Lyonel Doherty
Times-Chronicle
Skye died on her 17th birthday less than a year after her mother passed away.
She had spent nearly 12 years in foster care under the Ministry of Children and Family Development.
She lived in eight different homes, attended eight schools and had 18 social workers.
She was offered no connection to her Indigenous culture and could not visit her “real” home.
Skye was yet another victim of the system that stripped her of any sense of belonging she needed to survive.
This “bubbly” little girl wasn’t born until four years after the last Canadian residential school closed its doors. But she too was removed from her family and culture to live life in a child welfare system that smacked of colonialism.
More than 67 per cent of the children currently in government care in B.C. are Indigenous, despite the fact that Indigenous people comprise less than 10 per cent of the total provincial population.
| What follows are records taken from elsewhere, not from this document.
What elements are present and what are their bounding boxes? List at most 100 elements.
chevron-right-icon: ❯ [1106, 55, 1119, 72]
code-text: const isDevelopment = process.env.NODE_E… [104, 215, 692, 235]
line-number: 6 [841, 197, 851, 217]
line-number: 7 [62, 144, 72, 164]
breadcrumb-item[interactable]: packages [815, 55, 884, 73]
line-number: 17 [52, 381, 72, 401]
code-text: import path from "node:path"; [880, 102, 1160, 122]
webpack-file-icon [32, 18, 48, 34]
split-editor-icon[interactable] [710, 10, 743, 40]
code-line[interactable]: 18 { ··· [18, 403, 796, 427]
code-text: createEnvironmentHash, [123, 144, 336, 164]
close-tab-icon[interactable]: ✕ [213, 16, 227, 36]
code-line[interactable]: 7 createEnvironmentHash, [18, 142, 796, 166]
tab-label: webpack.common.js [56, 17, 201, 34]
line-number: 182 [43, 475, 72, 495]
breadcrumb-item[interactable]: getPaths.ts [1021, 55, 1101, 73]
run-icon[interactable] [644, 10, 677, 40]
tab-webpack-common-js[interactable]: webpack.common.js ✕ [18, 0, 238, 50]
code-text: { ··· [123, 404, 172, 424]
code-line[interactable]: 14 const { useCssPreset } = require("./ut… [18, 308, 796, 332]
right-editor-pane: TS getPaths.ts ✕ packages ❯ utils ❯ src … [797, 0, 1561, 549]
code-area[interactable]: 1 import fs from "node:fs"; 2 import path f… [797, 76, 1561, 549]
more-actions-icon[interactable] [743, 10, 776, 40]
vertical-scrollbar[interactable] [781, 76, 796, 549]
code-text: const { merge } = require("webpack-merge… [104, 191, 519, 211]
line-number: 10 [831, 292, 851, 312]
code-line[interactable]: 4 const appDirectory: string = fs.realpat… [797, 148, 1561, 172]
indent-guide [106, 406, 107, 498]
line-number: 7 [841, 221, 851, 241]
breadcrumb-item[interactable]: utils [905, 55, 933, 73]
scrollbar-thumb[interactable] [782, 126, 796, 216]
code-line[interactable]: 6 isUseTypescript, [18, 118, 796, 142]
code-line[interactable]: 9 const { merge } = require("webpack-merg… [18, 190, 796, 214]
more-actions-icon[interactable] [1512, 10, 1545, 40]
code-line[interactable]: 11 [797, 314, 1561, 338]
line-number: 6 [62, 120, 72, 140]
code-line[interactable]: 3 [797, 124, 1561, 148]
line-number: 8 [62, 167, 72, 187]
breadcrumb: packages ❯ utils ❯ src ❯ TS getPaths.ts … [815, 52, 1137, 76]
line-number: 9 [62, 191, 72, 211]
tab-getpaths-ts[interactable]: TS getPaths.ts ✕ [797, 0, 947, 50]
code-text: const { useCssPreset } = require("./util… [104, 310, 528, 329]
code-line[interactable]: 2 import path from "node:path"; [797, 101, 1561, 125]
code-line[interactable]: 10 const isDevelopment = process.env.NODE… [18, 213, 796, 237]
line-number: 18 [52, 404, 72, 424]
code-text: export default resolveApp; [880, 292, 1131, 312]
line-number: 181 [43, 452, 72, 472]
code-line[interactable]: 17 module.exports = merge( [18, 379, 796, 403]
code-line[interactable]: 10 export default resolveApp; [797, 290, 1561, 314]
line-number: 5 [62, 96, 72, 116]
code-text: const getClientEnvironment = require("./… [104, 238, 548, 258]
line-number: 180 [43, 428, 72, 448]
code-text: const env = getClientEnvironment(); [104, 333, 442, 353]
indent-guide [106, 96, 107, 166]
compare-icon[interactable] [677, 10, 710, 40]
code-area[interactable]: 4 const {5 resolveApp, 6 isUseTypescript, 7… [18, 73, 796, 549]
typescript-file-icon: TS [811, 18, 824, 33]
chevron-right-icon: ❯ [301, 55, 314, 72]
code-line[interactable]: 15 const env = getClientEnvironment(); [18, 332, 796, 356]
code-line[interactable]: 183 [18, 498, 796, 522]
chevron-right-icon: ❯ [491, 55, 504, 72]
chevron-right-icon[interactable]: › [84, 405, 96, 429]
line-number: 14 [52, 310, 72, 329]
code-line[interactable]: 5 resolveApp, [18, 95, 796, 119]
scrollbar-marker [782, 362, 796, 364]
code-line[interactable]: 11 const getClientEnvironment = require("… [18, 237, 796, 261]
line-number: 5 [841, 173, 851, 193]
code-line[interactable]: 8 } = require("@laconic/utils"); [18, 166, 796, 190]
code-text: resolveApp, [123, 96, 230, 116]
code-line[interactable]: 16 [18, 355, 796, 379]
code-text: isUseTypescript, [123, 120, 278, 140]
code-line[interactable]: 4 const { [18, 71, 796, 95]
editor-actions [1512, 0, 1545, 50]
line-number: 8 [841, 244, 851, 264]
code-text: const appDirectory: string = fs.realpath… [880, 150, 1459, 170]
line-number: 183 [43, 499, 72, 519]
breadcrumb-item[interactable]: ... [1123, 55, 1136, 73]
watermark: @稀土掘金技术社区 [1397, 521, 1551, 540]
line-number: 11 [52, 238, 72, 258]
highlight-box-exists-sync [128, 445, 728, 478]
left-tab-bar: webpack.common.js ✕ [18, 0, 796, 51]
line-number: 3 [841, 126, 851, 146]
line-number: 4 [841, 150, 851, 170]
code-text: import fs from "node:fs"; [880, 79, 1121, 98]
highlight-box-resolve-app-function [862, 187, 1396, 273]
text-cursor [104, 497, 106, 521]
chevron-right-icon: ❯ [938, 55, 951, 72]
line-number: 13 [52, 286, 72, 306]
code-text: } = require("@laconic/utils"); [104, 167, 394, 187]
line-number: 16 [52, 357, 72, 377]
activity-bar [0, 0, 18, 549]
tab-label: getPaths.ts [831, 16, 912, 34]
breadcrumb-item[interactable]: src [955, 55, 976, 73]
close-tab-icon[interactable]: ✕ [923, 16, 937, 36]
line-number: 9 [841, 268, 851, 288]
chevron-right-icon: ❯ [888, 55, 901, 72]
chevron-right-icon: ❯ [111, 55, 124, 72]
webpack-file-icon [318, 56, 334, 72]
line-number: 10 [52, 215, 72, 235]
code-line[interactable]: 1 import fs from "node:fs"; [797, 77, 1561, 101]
Skye’s mother was removed from her own family before her first birthday, adopted into a non-Indigenous home. She subsequently experienced extreme abuse.
Skye sadly followed in her mother’s footsteps as a result of that colonial system. Her life tragically ended with an overdose in August of 2017.
All she needed (all she wanted) was a sense of belonging, a sense of connection that all children deserve.
This is our ode to Skye, a story we can all learn from.
The following is a letter that Skye’s mom wrote to her daughter in 2015:
“I’m so sorry we didn’t get the chance to talk. However, I do understand.
As you know, I struggle with addiction issues myself, and over the past couple of days, knowing I was going to talk to you, I really wanted to use. But I didn’t. And believe me, it was hard not to use.
My heart really goes out to you! I really wish I could just hold you and let you know how much I love you.
I have always had you in my heart, and I have spent time every day since I last saw you, crying for you.
Please know that when or if you are able to talk to me or hopefully see me, I will be here.
Take care until then and be easy on yourself. I love you and will always love you no matter what.”